Le regard fixe, le pas déterminé, Ana Paula Oliveira marche en tête de cortège, tenant à bout de bras une grande pancarte avec une photo de son fils Jonathan mort il y a trois ans lors d'une intervention policière à Rio de Janeiro.

"Arrêtez les massacres, police assassine", crie-t-elle à l'unisson avec près de 800 manifestants qui défilent mercredi dans les ruelles étroites du Complexe de Maré, ensemble de favelas où 18 morts violentes ont été recensées depuis le début de l'année.

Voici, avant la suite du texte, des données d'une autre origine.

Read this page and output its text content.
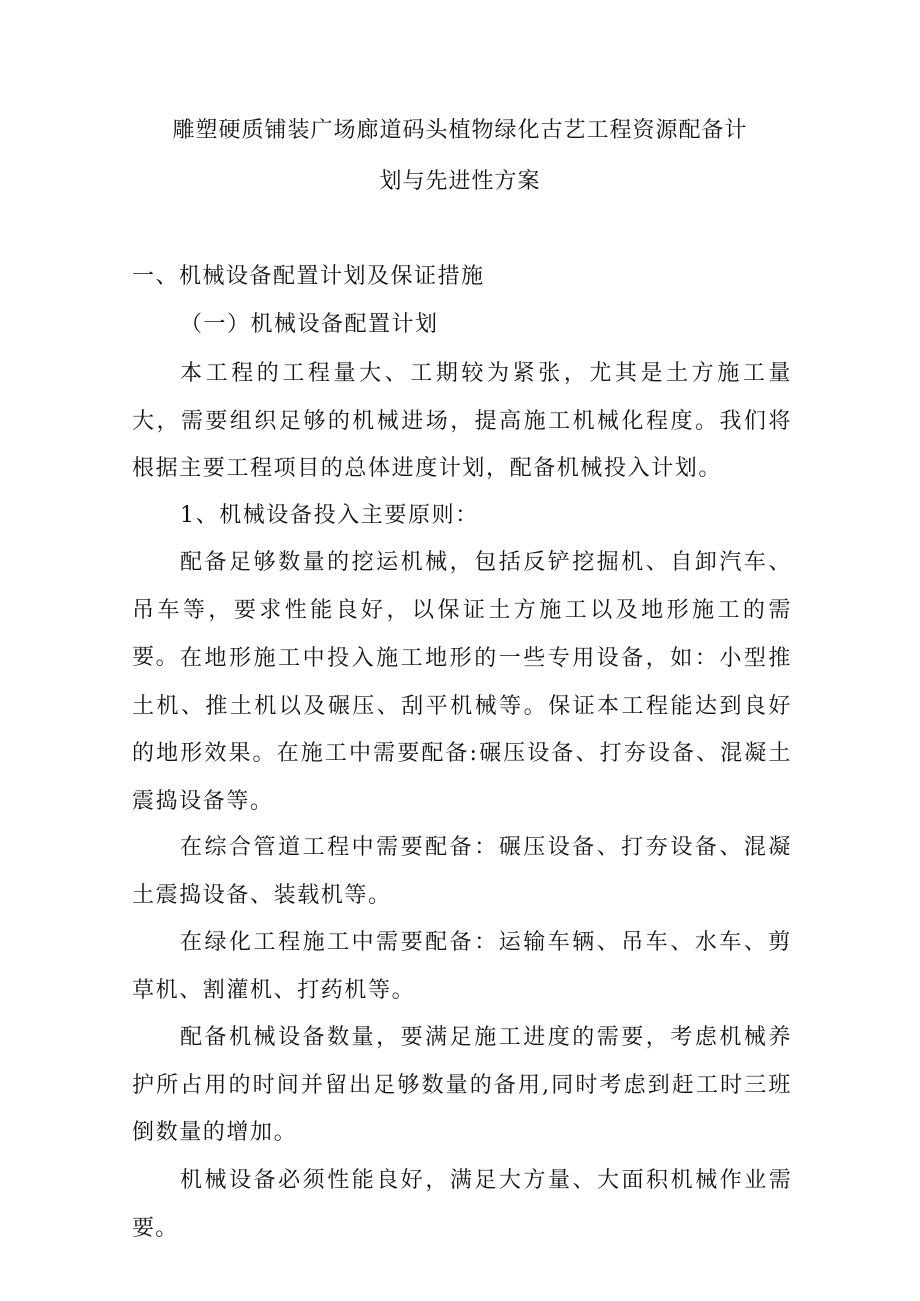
雕塑硬质铺装广场廊道码头植物绿化古艺工程资源配备计
划与先进性方案
一、机械设备配置计划及保证措施
（一）机械设备配置计划

本工程的工程量大、工期较为紧张，尤其是土方施工量大，需要组织足够的机械进场，提高施工机械化程度。我们将根据主要工程项目的总体进度计划，配备机械投入计划。

1、机械设备投入主要原则：

配备足够数量的挖运机械，包括反铲挖掘机、自卸汽车、吊车等，要求性能良好，以保证土方施工以及地形施工的需要。 在地形施工中投入施工地形的一些专用设备，如：小型推土机、推土机以及碾压、刮平机械等。保证本工程能达到良好的地形效果。在施工中需要配备:碾压设备、打夯设备、混凝土震捣设备等。

在综合管道工程中需要配备：碾压设备、打夯设备、混凝土震捣设备、装载机等。

在绿化工程施工中需要配备：运输车辆、吊车、水车、剪草机、割灌机、打药机等。

配备机械设备数量，要满足施工进度的需要，考虑机械养护所占用的时间并留出足够数量的备用,同时考虑到赶工时三班倒数量的增加。

机械设备必须性能良好，满足大方量、大面积机械作业需要。
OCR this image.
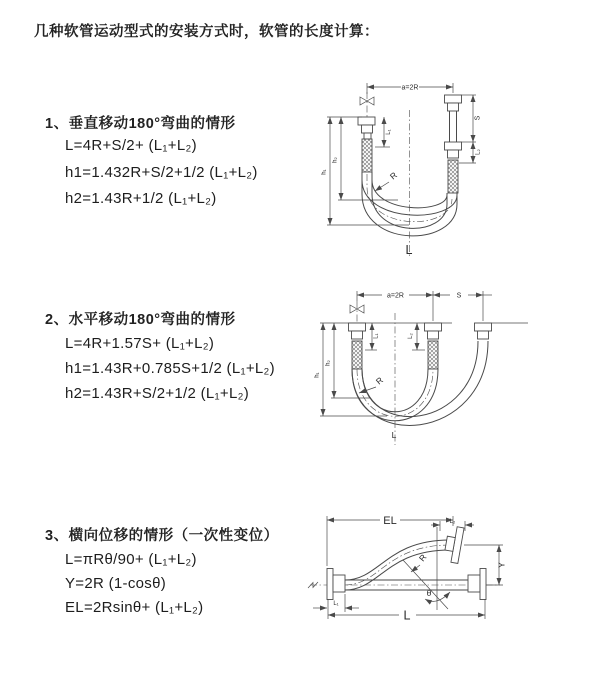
几种软管运动型式的安装方式时，软管的长度计算：
1、垂直移动180°弯曲的情形
L=4R+S/2+ (L₁+L₂)
h1=1.432R+S/2+1/2 (L₁+L₂)
h2=1.43R+1/2 (L₁+L₂)
a=2R
L₁
S
L₂
h₁
h₂
R
L
2、水平移动180°弯曲的情形
L=4R+1.57S+ (L₁+L₂)
h1=1.43R+0.785S+1/2 (L₁+L₂)
h2=1.43R+S/2+1/2 (L₁+L₂)
a=2R	S
L₁	L₂
h₁
h₂
R
L
3、横向位移的情形（一次性变位）
L=πRθ/90+ (L₁+L₂)
Y=2R (1-cosθ)
EL=2Rsinθ+ (L₁+L₂)
EL	L₂
Y
R
θ
L
L₁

Selon le Forum "Assez de Violence, une autre Maré est possible", c'est une de plus que sur toute l'année 2016, ce quartier qui regroupe 140.000 habitants, souvent otages de la guerre des gangs entre factions rivales de narcotrafiquants qui contrôlent ces zones de non-droit.

"Mon fils a été abattu d'un tir dans le dos, il avait 19 ans. Ce n'est pas parce que nous sommes pauvres, noirs et que nous habitons une favela que notre vie n'a pas de prix", s'insurge Ana Paula.

Juste devant elle, trois manifestants portent un énorme ballon de baudruche rose avec les mots "Maré" et "Amour".

Parfois, ils doivent s'abaisser pour éviter que le ballon n'éclate au contact des fils électriques emberlificotés qui forment une sorte de voute à tous les coins de rue, le long des mansardes bariolées.

Certaines d'entre elles ont leur façade criblées d'impacts de balles, témoins de la violence du quotidien. De petites fleurs jeunes ont été fixées dans les trous qui ont percé la devanture d'un magasin de matelas.

- 'Un seul corps' -

Quelques mètres plus loin, près d'un petit bistrot, Rejanne de Souza Barreto fond en larmes, avant de trouver refuge dans les bras d'autres manifestants.

Il y a trois mois, elle a été touchée par une balle en plein thorax alors qu'elle déjeunait dans l'établissement avec sa fille. Elle a survécu, mais porte toujours le deuil de son mari, tué il y a 17 ans à Maré.

Autre lieu hautement symbolique, un pont près duquel Davison Lucas da Silva, 15 ans, a trouvé la mort en janvier.

Un groupe d'artistes vêtus de blanc et portant des écriteaux avec le mot "paix" se couche sur le lieu exact du drame, alors qu'un drone les prend en photo d'en haut.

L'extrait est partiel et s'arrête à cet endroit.